S’approvisionner en carburant sur le marché noir est un casse-tête pour les usagers depuis quelques jours. Le produit est devenu de l’or. Il faut débourser une fortune pour s’en procurer. En effet, le litre de l’essence de contrebande communément appelée ‘‘Kpayo’’ est vendu à 800Fcfa par endroits. Selon nos sources, cette flambée soudaine est due à la difficulté des trafiquants de s’approvisionner en essence au Nigeria car le prix est en augmentation constante chez le voisin de l’Est. Une augmentation qui fait suite à la suppression de la subvention du pétrole par l’actuel président nigérian en 2023. Depuis lors, le prix du carburant n’a cessé de monter en flèche.

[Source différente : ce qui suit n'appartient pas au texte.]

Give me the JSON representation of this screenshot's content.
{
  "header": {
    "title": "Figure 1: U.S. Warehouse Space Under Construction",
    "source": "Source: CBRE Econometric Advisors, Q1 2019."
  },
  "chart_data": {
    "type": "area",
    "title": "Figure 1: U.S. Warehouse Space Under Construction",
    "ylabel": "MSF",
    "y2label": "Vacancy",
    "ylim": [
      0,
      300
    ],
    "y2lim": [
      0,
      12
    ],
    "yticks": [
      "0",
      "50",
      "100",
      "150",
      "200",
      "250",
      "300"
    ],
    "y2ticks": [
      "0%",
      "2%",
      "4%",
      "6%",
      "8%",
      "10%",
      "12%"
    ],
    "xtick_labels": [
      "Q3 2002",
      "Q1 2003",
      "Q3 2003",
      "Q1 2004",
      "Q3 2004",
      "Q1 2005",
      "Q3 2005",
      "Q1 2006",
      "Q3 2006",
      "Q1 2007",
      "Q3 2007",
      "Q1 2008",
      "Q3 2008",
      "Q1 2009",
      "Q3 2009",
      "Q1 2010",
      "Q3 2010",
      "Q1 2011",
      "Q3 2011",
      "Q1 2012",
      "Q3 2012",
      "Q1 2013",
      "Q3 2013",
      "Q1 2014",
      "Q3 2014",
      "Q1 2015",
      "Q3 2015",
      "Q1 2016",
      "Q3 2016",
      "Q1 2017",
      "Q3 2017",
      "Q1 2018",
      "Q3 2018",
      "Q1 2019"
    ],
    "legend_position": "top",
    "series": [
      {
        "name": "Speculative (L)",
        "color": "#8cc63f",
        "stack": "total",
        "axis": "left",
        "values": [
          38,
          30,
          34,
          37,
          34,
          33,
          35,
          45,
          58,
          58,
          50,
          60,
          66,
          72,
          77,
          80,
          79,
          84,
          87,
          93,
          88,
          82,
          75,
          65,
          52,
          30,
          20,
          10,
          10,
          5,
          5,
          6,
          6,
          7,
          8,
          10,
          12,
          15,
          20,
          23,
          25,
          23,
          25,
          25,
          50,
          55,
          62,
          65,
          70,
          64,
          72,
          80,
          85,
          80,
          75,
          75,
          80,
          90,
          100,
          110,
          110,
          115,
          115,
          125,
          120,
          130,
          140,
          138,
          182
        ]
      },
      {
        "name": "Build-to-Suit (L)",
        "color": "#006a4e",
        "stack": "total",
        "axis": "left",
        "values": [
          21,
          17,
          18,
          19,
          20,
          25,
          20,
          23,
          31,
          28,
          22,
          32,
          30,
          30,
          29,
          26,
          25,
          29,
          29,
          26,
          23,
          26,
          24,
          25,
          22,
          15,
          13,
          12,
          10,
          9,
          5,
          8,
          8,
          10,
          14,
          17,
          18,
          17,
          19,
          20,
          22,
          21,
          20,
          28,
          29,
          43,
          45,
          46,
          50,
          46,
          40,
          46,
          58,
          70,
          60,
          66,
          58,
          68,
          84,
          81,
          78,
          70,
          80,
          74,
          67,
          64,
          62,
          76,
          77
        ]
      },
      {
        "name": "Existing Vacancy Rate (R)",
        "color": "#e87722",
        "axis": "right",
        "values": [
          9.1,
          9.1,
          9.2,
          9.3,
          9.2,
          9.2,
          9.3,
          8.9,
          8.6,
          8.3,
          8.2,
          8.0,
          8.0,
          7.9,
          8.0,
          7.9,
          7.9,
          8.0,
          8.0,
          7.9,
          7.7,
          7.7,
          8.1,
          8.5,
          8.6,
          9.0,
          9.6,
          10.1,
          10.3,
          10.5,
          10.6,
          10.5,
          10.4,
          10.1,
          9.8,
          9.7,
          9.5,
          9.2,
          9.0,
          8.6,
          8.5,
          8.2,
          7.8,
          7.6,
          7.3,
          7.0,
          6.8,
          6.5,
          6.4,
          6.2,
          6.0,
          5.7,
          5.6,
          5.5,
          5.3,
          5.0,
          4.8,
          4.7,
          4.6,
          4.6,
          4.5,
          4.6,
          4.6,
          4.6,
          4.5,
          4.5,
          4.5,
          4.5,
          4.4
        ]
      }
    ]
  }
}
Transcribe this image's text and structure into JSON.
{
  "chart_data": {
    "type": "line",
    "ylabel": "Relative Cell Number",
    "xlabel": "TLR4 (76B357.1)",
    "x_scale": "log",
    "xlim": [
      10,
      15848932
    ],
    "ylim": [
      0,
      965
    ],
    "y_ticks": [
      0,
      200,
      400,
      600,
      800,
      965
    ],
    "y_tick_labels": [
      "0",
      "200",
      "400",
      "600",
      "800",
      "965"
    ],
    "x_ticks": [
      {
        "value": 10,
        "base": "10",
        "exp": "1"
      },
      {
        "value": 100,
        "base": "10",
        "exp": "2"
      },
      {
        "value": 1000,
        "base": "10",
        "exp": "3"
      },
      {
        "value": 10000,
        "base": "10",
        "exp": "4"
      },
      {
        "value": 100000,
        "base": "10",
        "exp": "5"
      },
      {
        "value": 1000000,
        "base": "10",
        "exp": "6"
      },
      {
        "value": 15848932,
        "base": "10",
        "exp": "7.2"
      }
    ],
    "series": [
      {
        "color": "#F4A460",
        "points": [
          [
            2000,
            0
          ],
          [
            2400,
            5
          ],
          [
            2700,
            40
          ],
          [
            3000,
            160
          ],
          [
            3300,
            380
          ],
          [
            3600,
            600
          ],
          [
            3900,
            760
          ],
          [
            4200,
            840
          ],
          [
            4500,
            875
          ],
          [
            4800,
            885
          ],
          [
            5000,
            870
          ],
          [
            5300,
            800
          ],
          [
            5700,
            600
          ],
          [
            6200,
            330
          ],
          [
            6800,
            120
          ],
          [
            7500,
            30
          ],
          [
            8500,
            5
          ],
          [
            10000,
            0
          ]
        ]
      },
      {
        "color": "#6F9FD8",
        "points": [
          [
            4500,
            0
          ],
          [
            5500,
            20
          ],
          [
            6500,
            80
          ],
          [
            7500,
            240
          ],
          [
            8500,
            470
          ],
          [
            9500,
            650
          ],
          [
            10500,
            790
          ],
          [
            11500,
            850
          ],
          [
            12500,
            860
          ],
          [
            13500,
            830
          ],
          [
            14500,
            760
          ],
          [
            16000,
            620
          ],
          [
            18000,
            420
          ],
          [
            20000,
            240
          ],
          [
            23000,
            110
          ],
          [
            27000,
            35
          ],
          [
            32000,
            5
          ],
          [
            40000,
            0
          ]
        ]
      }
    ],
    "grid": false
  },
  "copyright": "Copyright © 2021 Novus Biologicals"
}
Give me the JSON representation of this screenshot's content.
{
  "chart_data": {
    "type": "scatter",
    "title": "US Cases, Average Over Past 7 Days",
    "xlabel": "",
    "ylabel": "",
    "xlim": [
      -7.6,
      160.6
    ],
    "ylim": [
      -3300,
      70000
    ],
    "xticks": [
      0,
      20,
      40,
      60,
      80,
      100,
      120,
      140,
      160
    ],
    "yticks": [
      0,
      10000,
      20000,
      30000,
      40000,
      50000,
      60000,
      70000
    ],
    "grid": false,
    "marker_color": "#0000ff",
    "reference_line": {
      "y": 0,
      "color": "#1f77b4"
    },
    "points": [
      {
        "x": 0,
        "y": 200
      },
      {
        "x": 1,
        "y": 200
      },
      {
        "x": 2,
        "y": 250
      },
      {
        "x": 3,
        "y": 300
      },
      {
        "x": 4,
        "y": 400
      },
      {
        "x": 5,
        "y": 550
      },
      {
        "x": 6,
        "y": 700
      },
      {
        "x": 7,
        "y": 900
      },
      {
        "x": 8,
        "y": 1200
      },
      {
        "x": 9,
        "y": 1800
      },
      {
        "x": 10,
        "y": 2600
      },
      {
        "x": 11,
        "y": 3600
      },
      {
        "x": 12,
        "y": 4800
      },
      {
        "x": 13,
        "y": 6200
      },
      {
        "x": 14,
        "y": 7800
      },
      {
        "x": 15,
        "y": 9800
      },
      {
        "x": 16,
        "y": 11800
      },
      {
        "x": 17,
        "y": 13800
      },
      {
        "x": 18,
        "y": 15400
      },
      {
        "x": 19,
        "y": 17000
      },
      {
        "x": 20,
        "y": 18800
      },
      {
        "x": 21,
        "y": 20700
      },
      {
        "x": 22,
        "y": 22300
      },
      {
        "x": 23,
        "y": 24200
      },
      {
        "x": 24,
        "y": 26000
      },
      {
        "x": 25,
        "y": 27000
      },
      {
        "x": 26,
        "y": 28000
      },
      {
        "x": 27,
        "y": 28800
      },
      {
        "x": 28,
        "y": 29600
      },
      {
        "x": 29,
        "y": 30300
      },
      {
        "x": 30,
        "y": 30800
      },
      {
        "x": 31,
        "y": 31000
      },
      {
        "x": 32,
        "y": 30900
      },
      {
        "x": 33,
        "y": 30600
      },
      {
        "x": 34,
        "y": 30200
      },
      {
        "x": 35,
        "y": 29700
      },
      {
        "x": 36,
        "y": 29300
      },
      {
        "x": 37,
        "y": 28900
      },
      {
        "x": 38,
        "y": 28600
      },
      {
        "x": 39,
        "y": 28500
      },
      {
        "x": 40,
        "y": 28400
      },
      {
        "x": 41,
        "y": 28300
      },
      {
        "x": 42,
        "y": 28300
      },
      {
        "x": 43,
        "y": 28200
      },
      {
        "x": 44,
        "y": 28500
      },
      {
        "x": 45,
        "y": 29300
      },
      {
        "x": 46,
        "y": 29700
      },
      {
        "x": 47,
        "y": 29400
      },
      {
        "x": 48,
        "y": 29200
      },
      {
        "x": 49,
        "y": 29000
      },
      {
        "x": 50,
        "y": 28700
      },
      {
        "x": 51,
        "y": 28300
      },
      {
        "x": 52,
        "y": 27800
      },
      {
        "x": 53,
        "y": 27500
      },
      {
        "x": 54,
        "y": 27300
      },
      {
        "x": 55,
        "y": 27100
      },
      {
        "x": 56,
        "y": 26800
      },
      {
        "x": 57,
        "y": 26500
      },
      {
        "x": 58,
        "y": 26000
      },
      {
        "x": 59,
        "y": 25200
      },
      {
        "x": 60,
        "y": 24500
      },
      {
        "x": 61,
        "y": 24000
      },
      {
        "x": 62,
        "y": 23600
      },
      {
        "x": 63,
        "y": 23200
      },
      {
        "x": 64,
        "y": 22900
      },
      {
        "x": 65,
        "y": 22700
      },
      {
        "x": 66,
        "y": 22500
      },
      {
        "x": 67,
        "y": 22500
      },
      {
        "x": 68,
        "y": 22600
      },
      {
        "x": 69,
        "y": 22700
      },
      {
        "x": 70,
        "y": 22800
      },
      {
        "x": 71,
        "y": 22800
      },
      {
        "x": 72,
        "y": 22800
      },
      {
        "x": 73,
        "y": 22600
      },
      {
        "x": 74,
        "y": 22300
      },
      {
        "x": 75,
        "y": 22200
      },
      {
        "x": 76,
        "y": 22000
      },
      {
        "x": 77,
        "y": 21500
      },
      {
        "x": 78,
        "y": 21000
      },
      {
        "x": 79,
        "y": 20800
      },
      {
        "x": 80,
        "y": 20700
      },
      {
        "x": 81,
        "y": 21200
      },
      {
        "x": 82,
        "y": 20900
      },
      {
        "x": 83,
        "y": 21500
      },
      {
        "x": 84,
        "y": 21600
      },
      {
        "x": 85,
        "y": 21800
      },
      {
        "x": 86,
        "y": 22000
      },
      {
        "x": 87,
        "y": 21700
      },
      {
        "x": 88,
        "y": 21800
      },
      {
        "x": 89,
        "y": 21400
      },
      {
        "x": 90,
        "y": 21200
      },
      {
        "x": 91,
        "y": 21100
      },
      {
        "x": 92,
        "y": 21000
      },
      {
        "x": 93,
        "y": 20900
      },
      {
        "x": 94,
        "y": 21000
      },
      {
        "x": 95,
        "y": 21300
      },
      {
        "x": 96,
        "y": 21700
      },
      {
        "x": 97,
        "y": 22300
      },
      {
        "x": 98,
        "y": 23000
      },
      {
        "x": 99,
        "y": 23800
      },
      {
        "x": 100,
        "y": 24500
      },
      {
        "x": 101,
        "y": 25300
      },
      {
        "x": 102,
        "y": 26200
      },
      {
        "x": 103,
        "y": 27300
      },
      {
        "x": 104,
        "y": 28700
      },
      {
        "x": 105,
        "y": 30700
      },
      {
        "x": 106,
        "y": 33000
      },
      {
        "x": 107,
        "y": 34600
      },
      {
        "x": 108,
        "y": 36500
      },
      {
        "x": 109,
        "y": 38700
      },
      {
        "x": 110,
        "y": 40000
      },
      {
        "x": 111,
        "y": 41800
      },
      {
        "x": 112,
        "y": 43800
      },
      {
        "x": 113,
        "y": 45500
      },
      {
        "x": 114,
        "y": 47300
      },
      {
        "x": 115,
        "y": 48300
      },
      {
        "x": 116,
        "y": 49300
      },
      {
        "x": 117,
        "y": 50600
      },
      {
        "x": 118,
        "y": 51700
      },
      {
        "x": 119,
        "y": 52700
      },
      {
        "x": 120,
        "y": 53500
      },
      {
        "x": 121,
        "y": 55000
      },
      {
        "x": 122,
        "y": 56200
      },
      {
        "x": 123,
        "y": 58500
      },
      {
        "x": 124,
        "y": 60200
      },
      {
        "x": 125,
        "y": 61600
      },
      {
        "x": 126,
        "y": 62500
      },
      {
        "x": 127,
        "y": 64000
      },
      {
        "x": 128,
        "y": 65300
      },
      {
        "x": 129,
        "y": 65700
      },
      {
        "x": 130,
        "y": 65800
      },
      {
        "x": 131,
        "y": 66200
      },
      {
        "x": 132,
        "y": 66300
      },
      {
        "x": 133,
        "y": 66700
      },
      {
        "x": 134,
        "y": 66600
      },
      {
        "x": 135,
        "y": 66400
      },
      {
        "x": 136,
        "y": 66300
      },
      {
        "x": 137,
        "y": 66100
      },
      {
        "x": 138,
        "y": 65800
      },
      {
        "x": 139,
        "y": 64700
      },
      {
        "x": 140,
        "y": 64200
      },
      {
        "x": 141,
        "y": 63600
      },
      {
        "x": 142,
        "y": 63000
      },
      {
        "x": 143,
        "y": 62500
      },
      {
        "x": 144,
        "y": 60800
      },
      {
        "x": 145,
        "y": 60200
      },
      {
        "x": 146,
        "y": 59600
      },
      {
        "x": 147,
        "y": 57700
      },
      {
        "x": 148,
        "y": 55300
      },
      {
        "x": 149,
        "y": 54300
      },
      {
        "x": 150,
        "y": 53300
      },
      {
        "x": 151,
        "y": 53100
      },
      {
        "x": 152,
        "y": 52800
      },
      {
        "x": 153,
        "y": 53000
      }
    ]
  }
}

Le bidon d’essence est vendu jusqu’à 19500f au Nigéria ; ce qui pousse les revendeurs à réajuster le prix afin de trouver leur bénéfices. Ainsi donc, de 500f le litre, le carburant est passé à 650f, puis à 750f voire à 800f dans la journée d’hier. Cette situation oblige les usagers à se tourner vers les stations services où le prix du litre de l’essence est à 680Fcfa. Même si le coût de l’essence est moindre à la station, les populations se plaignent du système de vol mis en place dans certaines stations services. « Même si le prix de l’essence à la station est légèrement plus bas, certaines stations services ne servent pas exactement la quantité demandée. Ils ont un système pour extraire l’essence », lance Alain, un usager des stations services. Ces stations services créent également des pénuries artificielles pour pouvoir revendre l’essence.
Cette flambée des prix s’explique aussi par le fait que les grossistes qui vont s’approvisionner au Nigéria sont bloqués là bas. Ceux-ci n’arrivent pas à convoyer leurs marchandises vers le Bénin à cause des contrôles et de la répression au niveau des milliers de frontières poreuses par la douane nigériane appuyée des éléments des forces de sécurité. Ce qui fait que les détaillants ont des difficultés à s’approvisionner eux aussi et sont obligés de faire de la surenchère.À Pobè, une ville proche du Nigéria, le litre de l’essence est passé de 300f à à 475f à certains endroits et à 500f à d’autres endroits. La ville de Parakou n’a pas non plus été épargnée. L’essence s’est vendue jusqu’à 1200f le litre. Avec la morosité économique qui sévit actuellement combinée à l’inflation galopante, la flambée du prix de l’or noir est un autre calvaire auquel sont confrontés les populations. Il urge de trouver des solutions pour permettre aux populations de souffler un peu.